Stars, the Snow, the Fire: Twenty-Five Years in the Alaska Wilderness SYNOPSIS
First published in 1989, this book has long been a favorite of John Haines's fans and
those in love with the Alaskan wilderness. These essays recount Haines's early years
of homesteading in the great frontier. He paints a remarkable portrait of living off the
land, of men lost and then found years later frozen in ice, of seasons arriving and
passing. As Barry Lopez states, "to read Haines is to enter a clearing in the woods, to
feel calmed, and that one was once here, centuries ago."
FROM THE CRITICS
The New York Times Book Review
Such a life may not be possible again. So it is good that a writer of Mr.
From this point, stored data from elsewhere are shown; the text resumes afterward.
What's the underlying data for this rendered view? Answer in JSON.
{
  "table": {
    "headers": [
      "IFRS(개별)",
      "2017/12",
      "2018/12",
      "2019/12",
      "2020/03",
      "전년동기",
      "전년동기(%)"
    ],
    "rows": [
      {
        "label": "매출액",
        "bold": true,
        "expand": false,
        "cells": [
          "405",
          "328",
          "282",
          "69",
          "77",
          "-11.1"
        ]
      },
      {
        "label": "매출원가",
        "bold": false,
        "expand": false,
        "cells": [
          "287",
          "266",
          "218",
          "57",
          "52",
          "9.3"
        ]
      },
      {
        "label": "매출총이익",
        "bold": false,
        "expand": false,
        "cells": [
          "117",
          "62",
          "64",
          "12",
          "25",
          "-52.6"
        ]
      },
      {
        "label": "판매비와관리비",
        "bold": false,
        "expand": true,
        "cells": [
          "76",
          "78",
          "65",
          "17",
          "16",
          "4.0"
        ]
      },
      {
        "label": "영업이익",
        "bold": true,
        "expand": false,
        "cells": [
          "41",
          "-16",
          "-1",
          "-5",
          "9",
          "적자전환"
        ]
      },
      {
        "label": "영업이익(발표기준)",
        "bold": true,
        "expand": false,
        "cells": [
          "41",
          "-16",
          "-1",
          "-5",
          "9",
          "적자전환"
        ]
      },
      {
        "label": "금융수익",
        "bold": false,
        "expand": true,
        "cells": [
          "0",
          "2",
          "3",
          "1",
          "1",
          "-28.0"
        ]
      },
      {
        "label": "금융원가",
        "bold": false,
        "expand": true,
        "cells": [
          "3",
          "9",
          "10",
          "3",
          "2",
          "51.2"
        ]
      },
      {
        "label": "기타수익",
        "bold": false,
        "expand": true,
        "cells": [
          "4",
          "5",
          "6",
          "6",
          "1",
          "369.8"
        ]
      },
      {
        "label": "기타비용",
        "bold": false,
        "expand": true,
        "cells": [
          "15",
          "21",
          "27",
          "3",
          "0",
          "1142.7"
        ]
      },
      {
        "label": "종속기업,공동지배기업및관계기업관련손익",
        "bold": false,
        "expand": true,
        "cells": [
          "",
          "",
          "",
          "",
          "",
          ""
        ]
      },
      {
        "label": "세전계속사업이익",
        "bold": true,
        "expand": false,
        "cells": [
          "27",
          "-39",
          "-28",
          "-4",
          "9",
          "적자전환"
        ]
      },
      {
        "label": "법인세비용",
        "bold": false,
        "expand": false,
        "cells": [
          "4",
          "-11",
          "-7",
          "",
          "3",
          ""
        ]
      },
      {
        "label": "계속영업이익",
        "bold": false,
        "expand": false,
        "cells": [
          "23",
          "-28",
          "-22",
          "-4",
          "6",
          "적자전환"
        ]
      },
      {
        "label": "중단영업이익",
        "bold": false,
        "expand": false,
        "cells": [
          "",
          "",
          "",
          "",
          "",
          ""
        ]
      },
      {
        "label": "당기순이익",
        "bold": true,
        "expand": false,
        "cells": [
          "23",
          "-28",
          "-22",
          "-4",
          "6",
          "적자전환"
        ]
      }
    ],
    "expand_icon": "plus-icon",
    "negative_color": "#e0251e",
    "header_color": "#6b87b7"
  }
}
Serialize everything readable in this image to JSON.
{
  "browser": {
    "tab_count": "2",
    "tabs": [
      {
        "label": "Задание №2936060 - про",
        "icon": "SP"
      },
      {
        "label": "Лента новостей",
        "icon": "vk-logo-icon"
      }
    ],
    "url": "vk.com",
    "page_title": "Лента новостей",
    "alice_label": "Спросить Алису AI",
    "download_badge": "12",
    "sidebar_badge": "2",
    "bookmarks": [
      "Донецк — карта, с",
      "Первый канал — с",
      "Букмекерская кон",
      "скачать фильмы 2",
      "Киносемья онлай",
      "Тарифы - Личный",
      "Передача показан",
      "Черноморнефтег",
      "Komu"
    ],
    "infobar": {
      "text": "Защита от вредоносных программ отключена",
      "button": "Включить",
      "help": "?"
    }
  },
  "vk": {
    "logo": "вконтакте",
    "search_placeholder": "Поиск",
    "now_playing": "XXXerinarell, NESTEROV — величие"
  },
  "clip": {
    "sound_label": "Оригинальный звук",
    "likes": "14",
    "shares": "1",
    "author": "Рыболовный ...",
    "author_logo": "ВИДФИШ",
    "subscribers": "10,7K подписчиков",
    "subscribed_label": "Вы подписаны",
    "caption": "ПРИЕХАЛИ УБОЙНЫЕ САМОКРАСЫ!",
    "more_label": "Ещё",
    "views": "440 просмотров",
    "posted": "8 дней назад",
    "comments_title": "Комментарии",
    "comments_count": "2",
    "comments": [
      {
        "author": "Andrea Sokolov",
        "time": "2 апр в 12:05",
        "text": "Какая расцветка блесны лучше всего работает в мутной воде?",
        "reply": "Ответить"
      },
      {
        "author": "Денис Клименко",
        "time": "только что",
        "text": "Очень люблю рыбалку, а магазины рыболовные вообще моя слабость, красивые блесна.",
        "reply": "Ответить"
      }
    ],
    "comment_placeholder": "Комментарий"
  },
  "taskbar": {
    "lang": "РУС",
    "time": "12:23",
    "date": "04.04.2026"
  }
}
Haines's rare
vision and poetic eloquence lived this life, and good that he shared it.
Washington Post Book Word
The Haines memoir comes out of a quarter of a century spent in a cabin on a
homestead amid the tundra meadows and taiga in the hills 60 miles up the Tanana
River from Fairbanks, Alaska. It was a place and a life in which essentials ruled, an
existence as near to that half-mythic thing we celebrate as the 'frontier' experience' as
could be found anywhere in the 20th century. Haines was a trapper and a hunter,
cutting trails into the wilderness, building trapline cabins in which to hole up, selling
pelts he had cured himself from animals he had skinned himself, eating the meat he
shot, his human contacts so rare that every encounter and every conversation could be
remembered in exquisite detail. Haines is a poet who crafts each sentence piece by
piece as if he were building a harpsicord-slowly, carefully, each word examined
meticulously for rightness before being slid into place.